By John Wayne on Saturday, 05 April 2025
Category: Race, Culture, Nation

The Whistleblower: Confessions of a Healthcare Hitman, By Brian Simpson

The title is fromPeter Rost's book published in 2006, The Whistleblower. He is a former executive at Pfizer and one of the few Big Pharma leaders to speak out against the industry. In one revealing passage from the book this is what he said:

"It is scary how many similarities there are between this industry and the mob. The mob makes obscene amounts of money, as does this industry. The side effects of organized crime are killings and deaths, and the side effects are the same in this industry. The mob bribes politicians and others, and so does the drug industry … The difference is, all these people in the drug industry look upon themselves – well, I'd say 99 percent, anyway – look upon themselves as law-abiding citizens, not as citizens who would ever rob a bank … However, when they get together as a group and manage these corporations, something seems to happen … to otherwise good citizens when they are part of a corporation. It's almost like when you have war atrocities; people do things they don't think they're capable of. When you're in a group, people can do things they otherwise wouldn't, because the group can validate what you're doing as okay.

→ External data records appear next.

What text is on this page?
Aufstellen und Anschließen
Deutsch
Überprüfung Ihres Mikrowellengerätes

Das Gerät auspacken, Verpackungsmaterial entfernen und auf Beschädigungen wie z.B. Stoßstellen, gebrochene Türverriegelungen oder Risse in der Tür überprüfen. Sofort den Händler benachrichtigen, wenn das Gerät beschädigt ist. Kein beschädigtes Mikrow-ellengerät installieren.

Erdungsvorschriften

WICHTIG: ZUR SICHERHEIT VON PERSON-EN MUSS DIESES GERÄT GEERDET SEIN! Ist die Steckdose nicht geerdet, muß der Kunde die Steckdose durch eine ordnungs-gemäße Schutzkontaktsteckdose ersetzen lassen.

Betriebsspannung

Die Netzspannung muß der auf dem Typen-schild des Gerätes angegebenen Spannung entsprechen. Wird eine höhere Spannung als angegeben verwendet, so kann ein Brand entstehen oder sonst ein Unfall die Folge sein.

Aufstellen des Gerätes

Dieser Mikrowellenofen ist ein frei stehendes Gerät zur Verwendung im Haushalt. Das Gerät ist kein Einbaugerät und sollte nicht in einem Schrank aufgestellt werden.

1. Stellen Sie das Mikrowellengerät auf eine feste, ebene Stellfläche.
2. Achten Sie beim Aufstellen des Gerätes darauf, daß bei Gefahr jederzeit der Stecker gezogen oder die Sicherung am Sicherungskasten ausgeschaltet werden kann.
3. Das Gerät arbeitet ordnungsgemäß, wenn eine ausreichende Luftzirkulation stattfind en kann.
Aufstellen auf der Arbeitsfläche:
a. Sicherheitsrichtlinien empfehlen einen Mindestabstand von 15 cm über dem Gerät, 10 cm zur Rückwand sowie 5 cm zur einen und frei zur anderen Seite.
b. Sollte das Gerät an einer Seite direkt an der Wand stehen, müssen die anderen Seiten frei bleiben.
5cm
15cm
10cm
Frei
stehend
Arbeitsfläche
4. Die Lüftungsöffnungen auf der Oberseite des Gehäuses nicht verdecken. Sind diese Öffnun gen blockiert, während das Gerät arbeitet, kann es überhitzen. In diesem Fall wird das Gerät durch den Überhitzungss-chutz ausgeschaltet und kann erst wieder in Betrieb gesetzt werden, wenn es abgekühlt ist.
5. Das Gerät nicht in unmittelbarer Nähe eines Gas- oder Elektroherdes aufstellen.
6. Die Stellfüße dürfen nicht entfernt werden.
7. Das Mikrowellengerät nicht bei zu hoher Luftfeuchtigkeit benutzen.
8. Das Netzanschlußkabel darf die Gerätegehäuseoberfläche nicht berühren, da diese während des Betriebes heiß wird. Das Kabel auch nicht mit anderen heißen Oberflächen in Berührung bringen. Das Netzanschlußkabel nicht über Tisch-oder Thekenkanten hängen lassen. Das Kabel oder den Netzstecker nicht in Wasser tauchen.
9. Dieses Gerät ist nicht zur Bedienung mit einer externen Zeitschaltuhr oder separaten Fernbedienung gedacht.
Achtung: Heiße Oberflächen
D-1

Peter Rost offers a rare insider's perspective on the pharmaceutical industry from his time as a former Pfizer executive. His explosive comparison of Big Pharma to organised crime, as captured in the passage above, sets the stage for a damning critique: an industry that mirrors the mob not just in its pursuit of profit, but in its methods, lack of ethics, and societal impact. Building on Rost's argument, the similarities between Big Pharma and the mafia are striking—both in their operational tactics and their ability to cloak themselves in legitimacy while leaving a trail of harm.

Rost's core assertion is that the pharmaceutical industry, like the mob, thrives on obscene wealth generation. In 2023 alone, the global pharmaceutical market raked in over $1.5 trillion, with giants like Pfizer, Roche, and Johnson & Johnson pocketing billions in profits. This mirrors the mob's racketeering empires, where money flows from exploitation—whether it's drugs, protection rackets, or, in Big Pharma's case, "life-saving" medications priced out of reach for many. Consider insulin, a drug discovered a century ago, yet today, its price in the U.S. can exceed $300 per vial, a markup driven not by production costs but by corporate greed. Like the mob extorting vulnerable communities, Big Pharma squeezes patients who have no choice but to pay or perish.

The parallel extends to the "side effects" Rost highlights: death and suffering. While the mob's violence is overt—hits, turf wars, executions—Big Pharma's toll is subtler but no less lethal. Take the opioid crisis: companies like Purdue Pharma knowingly pushed OxyContin, downplaying its addictive nature, leading to hundreds of thousands of overdose deaths. Or consider the Vioxx scandal, where Merck's painkiller was linked to tens of thousands of heart attacks before its withdrawal. These aren't accidents; they're calculated risks, much like a mob boss weighing the cost of a hit against the gain. The difference? Big Pharma buries its bodies in statistics and settlements—$3 billion here, $2.3 billion there—while maintaining a veneer of respectability.

Bribery, another mob hallmark, is equally pervasive in Big Pharma. Rost's mention of corrupting politicians finds echoes in the millions spent on lobbying each year—over $300 million in the U.S. in 2022 alone. Drug companies fund campaigns, draft legislation, and secure tax breaks, ensuring their interests trump public health. The revolving door between regulators and industry is notorious: former FDA officials often land cushy Big Pharma jobs, just as mob payoffs secure police loyalty. And then there's the direct influence on doctors—lavish gifts, sponsored conferences, and kickbacks for prescribing certain drugs—akin to the mob's street-level hustlers greasing palms to keep the operation running.

What's most chilling, as Rost notes, is the psychology at play. Individually, Big Pharma executives might be "law-abiding citizens"—churchgoers, philanthropists, family people. But within the corporate machine, a transformation occurs. The group dynamic absolves personal guilt; profit becomes the moral compass. This is the banality of evil writ large—executives approving price hikes that kill, or burying studies showing harm, because the bottom line justifies it. It's not unlike mob soldiers committing atrocities under orders, their conscience outsourced to the family. In Big Pharma, the "family" is the corporation, and the code is shareholder value.

The final parallel lies in impunity. The mob evades justice through fear and influence; Big Pharma does it through wealth and PR. Fines, however hefty, are slaps on the wrist—Pfizer's $2.3 billion settlement in 2009 for illegal marketing was a fraction of its revenue. No executives go to jail; no real accountability sticks. Like a mob boss insulated by layers of lieutenants, Big Pharma's leaders hide behind corporate shields, emerging to donate a hospital wing and polish their image.

In Rost's view, Big Pharma isn't just a business—it's a syndicate, operating with the ruthlessness of the mob but the polish of a Fortune 500 company. The wealth, the deaths, the corruption, the groupthink—it's all there, wrapped in a lab coat instead of a pinstripe suit.